"In my seven years as Attorney General," Mr Lockyer stated, "I have seen few more disturbing cases of public trust betrayed and gross abuse of the elderly who cannot defend themselves."
"The owner of these homes," he said, "lived in luxury on the taxpayers' dime while the senior citizens she was paid to care for lived in squalor."
And this is not isolated case. Serious elderly neglect and abuse is happening in nursing homes all over the country. In the fall of 2004, the Indiana state Department of Health inspected the Northgate Healthcare nursing home after it was reported that a man, who had open sores on his back, was taken to Marion General Hospital in October 2004 wearing clothing covered in excrement and fly maggots, according to state reports.
On May 19, 2006, the Indy Star reported that a grand jury had indicted Zanna Paul, a former director of nursing at Northgate, and Sandra Andersen, the facility's former administrator, with one count each of neglect of a dependent resulting in bodily injury, for allowing the resident to lay in his own waste for days with back sores and maggot-covered clothing.
Advocates for nursing home reform are outraged over these recent cases. "These examples of egregious behavior should always be treated as what they truly are - criminal neglect and or abuse," says Barbara "Bee" Becker, an ardent advocate for senior citizens in nursing homes since 1999, when her mother-in-law, Helen Straukamp, was assaulted and killed by a known violent, convicted criminal patient in a facility in Evansville, Indiana.
"When a vulnerable, disabled person is found in such conditions in a private home in the community," she points out, "the caregiver is criminally investigated, criminally charged and, if found guilty, answers to a criminal court."
"However," she continues, "when this inexcusable lack of basic humane care occurs behind the doors of a long-term care facility, provided by professionals who are hired by and answer to corporate entities which cower behind shell company shenanigans, it is usually treated as nothing more than a negotiable regulatory infraction."
"Profiting from these inhumane conditions, some of which are reminiscent of prison camps," Ms Becker says, "is also Medicaid and Medicare fraud."
"The providers are profiting from not providing mandated care, and doing so at primarily taxpayer expense," she notes.
"If the providers don't know what constitutes providing even minimal human necessities, they should never be licensed, or entitled to keep a license, to participate in the business," she contends.
Civil monetary penalties are one of 8 remedies that may used to address deficiencies in quality of care or safety standards.
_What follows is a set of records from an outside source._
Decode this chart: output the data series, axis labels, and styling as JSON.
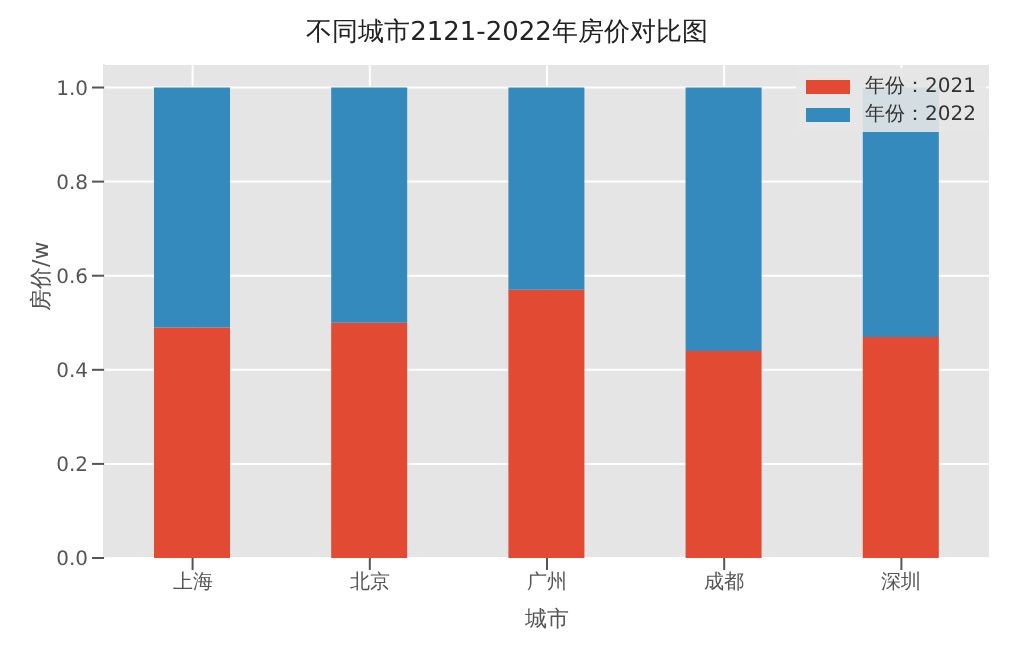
{
  "chart_data": {
    "type": "bar",
    "title": "不同城市2121-2022年房价对比图",
    "xlabel": "城市",
    "ylabel": "房价/w",
    "categories": [
      "上海",
      "北京",
      "广州",
      "成都",
      "深圳"
    ],
    "series": [
      {
        "name": "年份：2021",
        "color": "#e24a33",
        "values": [
          0.49,
          0.5,
          0.57,
          0.44,
          0.47
        ]
      },
      {
        "name": "年份：2022",
        "color": "#348abd",
        "values": [
          0.51,
          0.5,
          0.43,
          0.56,
          0.53
        ]
      }
    ],
    "stacked": true,
    "ylim": [
      0,
      1.05
    ],
    "yticks": [
      {
        "value": 0,
        "label": "0.0"
      },
      0.2,
      0.4,
      0.6,
      0.8,
      {
        "value": 1,
        "label": "1.0"
      }
    ],
    "grid": true,
    "legend": "top right"
  }
}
The fines can be assessed per day of noncompliance or per instance of noncompliance, and dollar ranges are to correspond with the seriousness of harm to the patients.
However, fines and civil penalties, Ms Becker states, often fall victim to the industry's "negotiations" with oversight agencies. "The actions may disappear entirely," she says, "or they may be reduced or, even if they stick, they may not ever even be collected."
To verify this assertion, she points to an April 2005 reported titled: Nursing Home Enforcement: The Use of Civil Money Penalties, that describes reduction, assessment, and collection patterns for civil money penalties imposed by the Centers for Medicare & Medicaid Services in 2000 and 2001, published by the Office of Inspector General after conducting an investigation.
During the investigation, the OIG analyzed 100% of the data from CMS's regionally based Long-Term Care Enforcement Tracking System for enforcement actions beginning in 2000 and 2001, in which a CMP was imposed. The LTC database is a compilation of each CMS region's nursing home enforcement case files.